The rightful business of the human mind, Locke and Boyle agree, is to scrutinize the particulars and their relations in the “system” of the world, which is the bedrock both of rightful natural philosophy and of natural religion. Knowledge of the qualities and powers of bodies is apt to improve the practical, beneficial sciences, such as medicine, botany, or chemistry. It may also, Boyle believed, although Locke was less confident, reveal more and more about the true nature of things and confirm (or disprove) the corpuscularian hypothesis. On the other hand, this type of pursuit of natural knowledge also makes possible the careful contemplation of the structures and ends of the cosmos, and of man’s place in it, which may spell out for him his duty and concern.

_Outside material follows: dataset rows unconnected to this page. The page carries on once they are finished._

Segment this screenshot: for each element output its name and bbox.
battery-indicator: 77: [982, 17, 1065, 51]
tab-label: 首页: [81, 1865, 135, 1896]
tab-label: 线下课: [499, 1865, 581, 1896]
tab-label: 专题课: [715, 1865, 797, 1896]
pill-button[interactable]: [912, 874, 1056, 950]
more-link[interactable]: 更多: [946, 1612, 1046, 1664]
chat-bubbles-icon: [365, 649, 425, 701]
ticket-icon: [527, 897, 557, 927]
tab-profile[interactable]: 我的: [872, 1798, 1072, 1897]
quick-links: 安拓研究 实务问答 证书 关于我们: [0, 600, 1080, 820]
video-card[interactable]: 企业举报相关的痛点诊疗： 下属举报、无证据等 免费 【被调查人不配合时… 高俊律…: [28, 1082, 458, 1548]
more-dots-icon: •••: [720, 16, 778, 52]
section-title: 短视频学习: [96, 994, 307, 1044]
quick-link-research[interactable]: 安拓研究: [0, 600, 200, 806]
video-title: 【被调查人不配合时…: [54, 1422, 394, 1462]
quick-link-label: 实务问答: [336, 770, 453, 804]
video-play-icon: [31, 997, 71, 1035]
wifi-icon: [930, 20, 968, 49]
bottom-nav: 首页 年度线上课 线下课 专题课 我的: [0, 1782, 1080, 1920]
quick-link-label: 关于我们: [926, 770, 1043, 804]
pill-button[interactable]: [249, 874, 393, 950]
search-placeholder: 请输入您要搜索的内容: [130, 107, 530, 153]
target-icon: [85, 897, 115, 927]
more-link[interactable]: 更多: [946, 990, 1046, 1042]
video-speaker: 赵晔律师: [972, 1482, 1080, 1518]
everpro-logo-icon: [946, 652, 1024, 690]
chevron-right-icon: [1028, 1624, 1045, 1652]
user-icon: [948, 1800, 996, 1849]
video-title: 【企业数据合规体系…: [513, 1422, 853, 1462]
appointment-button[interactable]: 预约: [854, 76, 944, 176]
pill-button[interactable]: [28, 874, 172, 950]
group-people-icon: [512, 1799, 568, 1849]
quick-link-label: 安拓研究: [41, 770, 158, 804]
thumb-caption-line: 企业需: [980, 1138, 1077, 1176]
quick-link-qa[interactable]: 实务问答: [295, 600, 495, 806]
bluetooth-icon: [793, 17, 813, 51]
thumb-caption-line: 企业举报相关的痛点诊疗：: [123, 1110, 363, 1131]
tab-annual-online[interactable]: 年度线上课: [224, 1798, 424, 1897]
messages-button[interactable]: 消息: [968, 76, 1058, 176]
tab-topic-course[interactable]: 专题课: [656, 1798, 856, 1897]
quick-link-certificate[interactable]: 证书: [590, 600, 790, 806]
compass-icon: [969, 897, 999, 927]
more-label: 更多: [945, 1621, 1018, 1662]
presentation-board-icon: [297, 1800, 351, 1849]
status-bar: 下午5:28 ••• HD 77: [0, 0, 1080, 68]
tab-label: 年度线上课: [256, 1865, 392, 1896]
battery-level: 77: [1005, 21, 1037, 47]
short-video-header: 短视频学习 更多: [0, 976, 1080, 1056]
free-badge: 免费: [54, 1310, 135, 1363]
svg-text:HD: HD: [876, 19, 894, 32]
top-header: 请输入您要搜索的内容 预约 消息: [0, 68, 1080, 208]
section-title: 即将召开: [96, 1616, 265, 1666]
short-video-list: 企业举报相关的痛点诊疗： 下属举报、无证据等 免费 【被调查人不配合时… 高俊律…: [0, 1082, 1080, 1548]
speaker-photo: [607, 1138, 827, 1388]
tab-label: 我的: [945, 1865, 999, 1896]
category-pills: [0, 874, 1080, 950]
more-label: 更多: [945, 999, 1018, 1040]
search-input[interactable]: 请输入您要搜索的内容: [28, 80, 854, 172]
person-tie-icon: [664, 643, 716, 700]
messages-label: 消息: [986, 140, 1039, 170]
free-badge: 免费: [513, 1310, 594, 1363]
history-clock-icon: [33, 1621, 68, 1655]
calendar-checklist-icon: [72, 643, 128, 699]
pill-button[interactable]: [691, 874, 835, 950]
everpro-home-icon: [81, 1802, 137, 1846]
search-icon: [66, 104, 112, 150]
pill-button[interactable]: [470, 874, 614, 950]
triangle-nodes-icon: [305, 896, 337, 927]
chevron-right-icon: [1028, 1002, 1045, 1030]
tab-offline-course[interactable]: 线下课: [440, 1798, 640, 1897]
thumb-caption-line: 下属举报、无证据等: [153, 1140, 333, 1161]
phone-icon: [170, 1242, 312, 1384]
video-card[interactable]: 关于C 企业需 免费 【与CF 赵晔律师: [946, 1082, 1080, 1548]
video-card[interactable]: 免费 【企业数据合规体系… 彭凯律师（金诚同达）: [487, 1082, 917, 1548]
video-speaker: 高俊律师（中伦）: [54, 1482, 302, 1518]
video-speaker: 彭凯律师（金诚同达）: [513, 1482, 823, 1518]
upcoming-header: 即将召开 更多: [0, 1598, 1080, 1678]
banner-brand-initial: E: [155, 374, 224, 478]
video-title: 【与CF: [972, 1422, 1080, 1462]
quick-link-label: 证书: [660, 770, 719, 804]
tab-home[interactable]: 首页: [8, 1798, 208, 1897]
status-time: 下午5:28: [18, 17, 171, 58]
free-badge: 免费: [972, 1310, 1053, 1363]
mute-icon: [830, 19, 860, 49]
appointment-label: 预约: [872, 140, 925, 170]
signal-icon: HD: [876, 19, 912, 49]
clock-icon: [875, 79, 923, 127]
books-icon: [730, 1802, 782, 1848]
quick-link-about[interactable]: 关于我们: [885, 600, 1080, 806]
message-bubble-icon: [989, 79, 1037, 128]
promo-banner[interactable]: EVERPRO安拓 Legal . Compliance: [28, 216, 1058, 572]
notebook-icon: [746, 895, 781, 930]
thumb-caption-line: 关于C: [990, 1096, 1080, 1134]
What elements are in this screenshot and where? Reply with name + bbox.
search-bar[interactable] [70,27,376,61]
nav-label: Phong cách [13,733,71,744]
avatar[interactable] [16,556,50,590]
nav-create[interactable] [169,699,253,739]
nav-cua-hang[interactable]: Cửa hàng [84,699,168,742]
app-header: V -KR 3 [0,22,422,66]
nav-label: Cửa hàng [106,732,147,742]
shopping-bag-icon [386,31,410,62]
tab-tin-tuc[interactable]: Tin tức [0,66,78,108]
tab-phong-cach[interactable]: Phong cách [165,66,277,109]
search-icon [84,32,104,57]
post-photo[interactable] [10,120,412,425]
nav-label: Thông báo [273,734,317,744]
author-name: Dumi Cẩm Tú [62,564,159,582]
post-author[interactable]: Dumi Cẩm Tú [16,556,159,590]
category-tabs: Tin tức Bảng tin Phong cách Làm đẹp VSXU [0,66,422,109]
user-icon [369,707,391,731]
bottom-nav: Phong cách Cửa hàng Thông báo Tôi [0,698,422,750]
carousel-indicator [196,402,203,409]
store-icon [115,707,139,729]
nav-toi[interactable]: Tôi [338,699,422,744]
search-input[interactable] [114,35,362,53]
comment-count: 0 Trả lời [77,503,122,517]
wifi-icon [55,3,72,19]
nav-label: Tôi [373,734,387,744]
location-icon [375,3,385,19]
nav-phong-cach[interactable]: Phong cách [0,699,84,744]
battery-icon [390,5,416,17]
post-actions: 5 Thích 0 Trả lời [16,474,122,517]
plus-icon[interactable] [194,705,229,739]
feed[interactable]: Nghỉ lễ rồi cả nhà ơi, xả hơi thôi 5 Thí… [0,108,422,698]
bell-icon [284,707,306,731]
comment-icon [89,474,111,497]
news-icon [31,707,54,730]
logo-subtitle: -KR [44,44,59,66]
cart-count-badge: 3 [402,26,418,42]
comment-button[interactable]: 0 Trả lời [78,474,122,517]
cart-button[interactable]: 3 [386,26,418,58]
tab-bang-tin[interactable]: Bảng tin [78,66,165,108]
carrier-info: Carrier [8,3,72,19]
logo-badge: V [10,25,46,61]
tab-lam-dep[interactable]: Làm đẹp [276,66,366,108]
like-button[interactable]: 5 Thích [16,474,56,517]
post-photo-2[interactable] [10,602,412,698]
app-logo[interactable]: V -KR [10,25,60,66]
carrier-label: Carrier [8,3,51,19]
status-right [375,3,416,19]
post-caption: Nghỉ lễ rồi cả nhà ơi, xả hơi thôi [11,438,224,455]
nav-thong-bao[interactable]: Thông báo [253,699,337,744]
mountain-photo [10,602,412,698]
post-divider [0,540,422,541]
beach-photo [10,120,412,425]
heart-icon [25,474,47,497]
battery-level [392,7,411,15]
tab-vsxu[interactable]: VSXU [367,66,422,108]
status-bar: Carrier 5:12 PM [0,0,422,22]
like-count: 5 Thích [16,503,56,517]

The experimental study of nature is also, for both authors, an exercise in understanding proportions, which is indeed an exercise in self-knowledge in the context of the divinely authored universe. There is a match between mind and world, but that match includes a crucial amount of disproportion. A right understanding of the dimensions of this disproportion is of the essence for man’s understanding of his place in creation and for the pursuit of useful knowledge (the knowledge that will improve his mind and life). It also enables the cultivation of the “religious virtues” of admiration and praise of the Creator. The affective cognition generated by what Boyle calls physico-theological reasoning, and Locke the inference to providence, is for these authors the outcome of a transformative exercise that works on the cognitive, moral, and affective powers of the inquirer. It is thus part and parcel of their conception of the education of the human mind, now approached from the perspective of the cultivation of its religious virtues.